“A intenção é humilhar. Marcar a vítima. Fazê-la se esconder do mundo”. Compartilhamos o artigo da jornalista Vivian Mesquita, publicado pelo ICL Notícias
Sessenta e um socos no rosto, desferidos dentro de um elevador. Juliana Soares não teve chance de defesa nem de proteção. Sofreu múltiplas fraturas faciais, enfrenta agora um longo processo de reconstrução cirúrgica e só consegue se alimentar por meio de líquidos e alimentos pastosos. Mais do que uma agressão, foi uma tentativa brutal de anular sua identidade.
Nos últimos dias, o Brasil acompanhou, estarrecido, a violência que Juliana sofreu do companheiro. Igor Eduardo Pereira Cabral, preso preventivamente, já demonstrava sinais de perigo. Empurrões e violência psicológica haviam acontecido antes da agressão. A escalada começou com ofensas, passou por agressões verbais e físicas, até atingir o extremo da barbárie.
Por que o rosto?
Por que Igor mirou com tanta fúria justamente o rosto de Juliana?

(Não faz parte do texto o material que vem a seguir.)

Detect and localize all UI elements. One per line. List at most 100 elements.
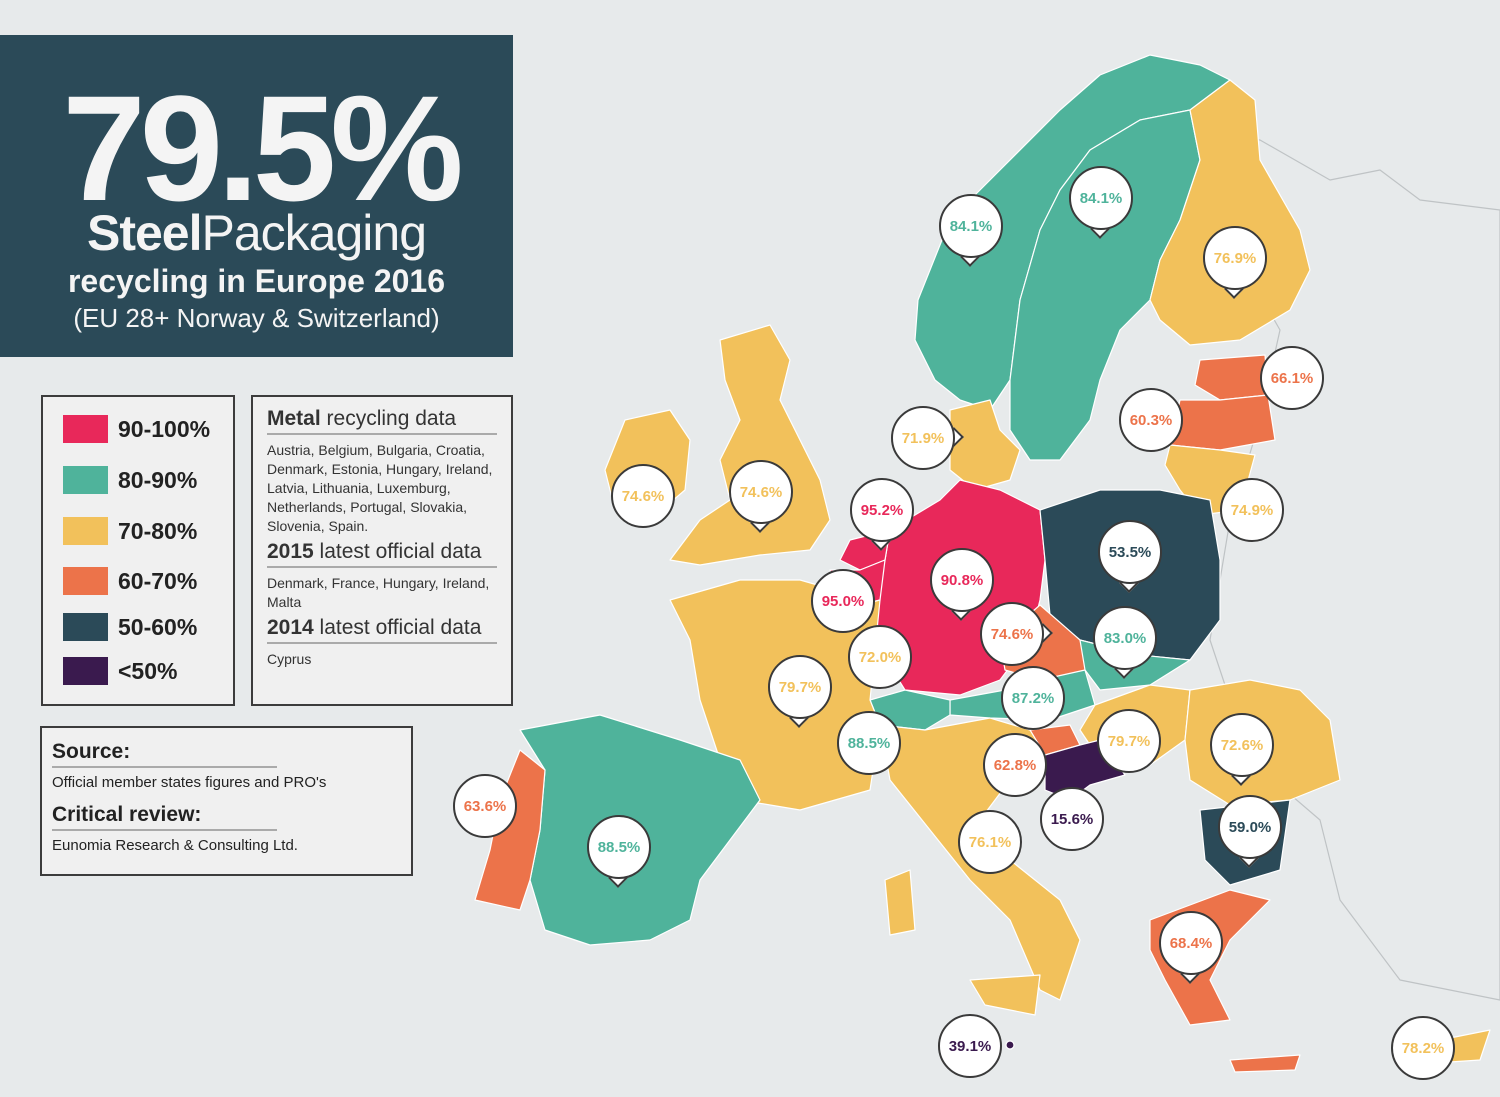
pin-value: 88.5% [837,711,901,775]
legend-label: <50% [118,657,178,684]
notes-text-2015: Denmark, France, Hungary, Ireland, Malta [267,575,490,610]
map-pin: 59.0% [1218,795,1282,868]
map-pin: 68.4% [1159,911,1223,984]
notes-text-metal: Austria, Belgium, Bulgaria, Croatia, Den… [267,442,493,534]
map-pin: 62.8% [983,733,1047,797]
pin-value: 76.1% [958,810,1022,874]
legend-item: 90-100% [63,414,210,444]
pin-value: 79.7% [768,655,832,719]
map-pin: 72.0% [848,625,912,689]
map-pin: 88.5% [587,815,651,888]
map-pin: 72.6% [1210,713,1274,786]
map-pin: 66.1% [1260,346,1324,410]
pin-value: 88.5% [587,815,651,879]
legend-label: 50-60% [118,613,198,640]
map-pin: 71.9% [891,406,964,470]
pin-value: 87.2% [1001,666,1065,730]
pin-value: 83.0% [1093,606,1157,670]
notes-text-2014: Cyprus [267,651,312,667]
map-pin: 63.6% [453,774,517,838]
pin-value: 15.6% [1040,787,1104,851]
notes-heading-2014: 2014 latest official data [267,616,497,644]
map-pin: 53.5% [1098,520,1162,593]
map-pin: 79.7% [1097,709,1161,773]
source-panel: Source: Official member states figures a… [40,726,413,876]
notes-heading-2015: 2015 latest official data [267,540,497,568]
data-notes-panel: Metal recycling data Austria, Belgium, B… [251,395,513,706]
region-estonia [1194,354,1269,401]
notes-heading-rest: latest official data [313,616,482,639]
region-uk [669,324,831,566]
pin-value: 53.5% [1098,520,1162,584]
source-text: Official member states figures and PRO's [52,774,327,791]
notes-heading-bold: 2015 [267,540,314,563]
pin-value: 72.0% [848,625,912,689]
legend-swatch [63,613,108,641]
legend-swatch [63,567,108,595]
pin-value: 66.1% [1260,346,1324,410]
review-text: Eunomia Research & Consulting Ltd. [52,837,298,854]
pin-value: 60.3% [1119,388,1183,452]
map-pin: 15.6% [1040,787,1104,851]
title-steel: Steel [86,205,203,261]
map-pin: 84.1% [939,194,1003,267]
pin-value: 68.4% [1159,911,1223,975]
notes-heading-metal: Metal recycling data [267,407,497,435]
legend-item: <50% [63,656,177,686]
pin-value: 63.6% [453,774,517,838]
pin-value: 39.1% [938,1014,1002,1078]
map-pin: 87.2% [1001,666,1065,730]
legend-swatch [63,657,108,685]
legend-item: 80-90% [63,465,197,495]
map-pin: 84.1% [1069,166,1133,239]
map-pin: 88.5% [837,711,901,775]
region-sicily [969,974,1041,1016]
map-pin: 74.6% [729,460,793,533]
pin-value: 59.0% [1218,795,1282,859]
legend-label: 80-90% [118,466,198,493]
legend-item: 60-70% [63,566,197,596]
map-pin: 83.0% [1093,606,1157,679]
map-pin: 78.2% [1391,1016,1455,1080]
region-denmark [949,399,1021,491]
legend-swatch [63,415,108,443]
color-legend: 90-100% 80-90% 70-80% 60-70% 50-60% <50% [41,395,235,706]
map-pin: 74.6% [611,464,675,528]
map-pin: 76.9% [1203,226,1267,299]
pin-value: 74.6% [980,602,1044,666]
title-line3: (EU 28+ Norway & Switzerland) [73,303,440,333]
title-line2: recycling in Europe 2016 [67,263,446,299]
region-crete [1229,1054,1301,1073]
notes-heading-rest: latest official data [313,540,482,563]
map-pin: 60.3% [1119,388,1183,452]
map-pin: 74.6% [980,602,1053,666]
region-sweden [1009,109,1201,461]
pin-value: 74.6% [729,460,793,524]
map-pin: 76.1% [958,810,1022,874]
region-malta [1005,1040,1015,1050]
pin-value: 90.8% [930,548,994,612]
review-heading: Critical review: [52,803,277,831]
pin-value: 79.7% [1097,709,1161,773]
legend-label: 60-70% [118,567,198,594]
legend-label: 90-100% [118,415,211,442]
source-heading: Source: [52,740,277,768]
pin-value: 84.1% [1069,166,1133,230]
title-steel-packaging: SteelPackaging [0,205,513,261]
region-finland [1149,79,1311,346]
map-pin: 74.9% [1220,478,1284,542]
map-pin: 79.7% [768,655,832,728]
region-sardinia [884,869,916,936]
legend-item: 50-60% [63,612,197,642]
pin-value: 72.6% [1210,713,1274,777]
legend-label: 70-80% [118,517,198,544]
pin-value: 95.0% [811,569,875,633]
legend-item: 70-80% [63,516,197,546]
notes-heading-bold: 2014 [267,616,314,639]
headline-percentage: 79.5% [62,64,463,232]
pin-value: 62.8% [983,733,1047,797]
notes-heading-rest: recycling data [320,407,457,430]
map-pin: 39.1% [938,1014,1002,1078]
pin-value: 76.9% [1203,226,1267,290]
title-panel: 79.5% SteelPackaging recycling in Europe… [0,35,513,357]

Não foi um gesto impensado. Um estudo realizado em 2020 no Hospital Jayme Santos Neves (ES) mostra que o rosto é escolhido de forma deliberada pelos agressores. A intenção é humilhar. Marcar a vítima. Fazê-la se esconder do mundo. O rosto — lugar da identidade, da comunicação, do olhar e do sorriso — é atacado para silenciar e apagar.
Em muitos casos, mulheres agredidas tentam esconder a violência. Inventam quedas, acidentes. Dizem ter caído da escada ou sofrido tombos de bicicleta — mas apresentam apenas hematomas no rosto, sem escoriações compatíveis com as histórias contadas. O medo da denúncia e a vergonha ainda são maiores que a dor física. Muitas vezes, as mulheres também se sentem culpadas pelas agressões, e não vítimas de criminosos.
Segundo o mesmo estudo, o “terço médio” do rosto (a parte central, entre os olhos e a boca) é o principal alvo, pois é mais fácil de fraturar com as mãos. Lesões nessa região deixam sequelas físicas e psicológicas, muitas vezes irreversíveis. Há relatos de mulheres que chegam ao hospital dias após o trauma, com ossos já cicatrizados de forma incorreta — e, frequentemente, estão acompanhadas pelos próprios agressores, que as vigiam para evitar a denúncia.
Em outro estudo, de 2015, os dados nacionais e internacionais são assustadores:
- · No Rio de Janeiro, 37,5% das mulheres atendidas em emergências hospitalares tinham lesões na cabeça ou face causadas por seus parceiros.
- · Em São Paulo, esse índice sobe para 54,6%.
- · Em uma capital do Nordeste, 56,2% das vítimas que procuraram a Delegacia da Mulher foram atingidas no crânio ou no rosto.
- · Nos EUA, no estado do Oregon, 81% das mulheres com lesões buco-maxilo-faciais sofreram violência doméstica.
- · Na Grécia, 62% das mulheres agredidas por parceiros íntimos apresentavam traumas faciais.
- · Na Malásia, 74,8% das vítimas apresentavam lesões na cabeça ou no rosto.
Os números variam, mas o padrão é o mesmo.
A violência contra o rosto da mulher é um fenômeno mundial que transcende classe social, cultura ou religião. E deve ser compreendida como um sinal gravíssimo: a mulher que chega a um hospital com o rosto ferido já está em risco iminente de feminicídio.
Não podemos tratar essas agressões como casos isolados. O que Juliana viveu é parte de uma estrutura social que naturaliza o controle sobre o corpo da mulher — e que, muitas vezes, silencia as vítimas e protege os agressores.
Lesões no rosto não são apenas ferimentos. São gritos calados, pedidos de socorro. E precisam ser escutados antes que seja tarde demais.